Implemented your shortening rules is a lot more challenging. I’m not sure if any of the existing transforms will help you. You might have to use the Javascript transform and write some Javascript.
$(i) is substituted once at the start with a simple string substitution (with the value of the column named ‘i’). So it isn’t going to do what you want.
There are other simpler ways you can count the total non delimiters characters though. Read it in as plain text. Replace the \ characters with nothing using Replace and then use Calculate to calculate the length.
My understanding was that @highend needs to remove parts of strings based on other parts of strings, which is something the native transforms don’t really handle. Hence the suggestion of Javascript. It might be useful to see a simple an example with several rows of input and the corresponding output desired.
01.
Current filename: Beilage 2_Vernehmlassung Parkierungskonzept.docx
First level above: 2041 - Vernehmlassungen Masterplan Veloinfrastruktur_Parkierungskonzept
Expected output: Beilage 2.docx
This could only be done if a regex is built with singular / plural options, in this case for the german language.

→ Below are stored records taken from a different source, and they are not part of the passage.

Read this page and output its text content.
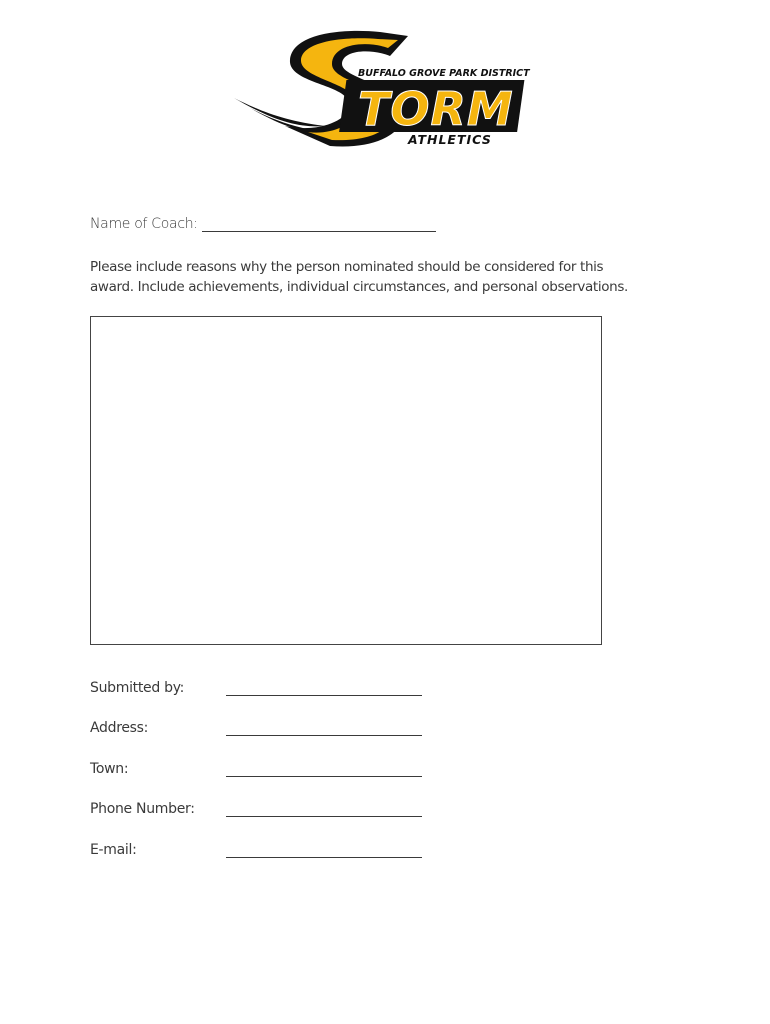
BUFFALO GROVE PARK DISTRICT
TORM
ATHLETICS
Name of Coach:
Please include reasons why the person nominated should be considered for this award. Include achievements, individual circumstances, and personal observations.
Submitted by:
Address:
Town:
Phone Number:
E-mail:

Because "Vernehmlassung" != "Vernehmlassungen"
02.
Current filename: mdl. Nr. 90 Kaufangebot Korbgasse 99-102 Turi.pdf
First level above: 90 Kaufangebot
Second level above: Grundlagen für Vortrag
Third level above: 2161 Turi, Kauf Korbgasse 99-102
Expected output: mdl. Nr..pdf
"90 Kaufangebot" is present in the first level above, "Korbgasse 99-102" and "Turi" in the third level above
The final file name isn't pretty, I know, but I'm posting "easy" things here and we'll have to die a few deaths to trim down the total length on more complicated paths
03.
Current filename: 3515_Kostenbeteiligung und Erlass Umsatzmiete Vierzetteli.docx
First level above: 3515 Kostenbeteiligung und Erlass Umsatzmiete
Expected output: Doc.docx
Everything from the file name is present in the first level above. Partially with different separators ("_" instead of only spaces).
This would lead to a completely empty file name!
The common sense for such cases is to set it to e.g. just "Doc" (for "Document")
This is text processing with complex rules and requiring quite a lot of domain knowledge. Which is not what Easy Data Transform is really designed for. You can probably do a lot of what you want in a Javascript transform, but it isn’t something we can really help with. Sorry.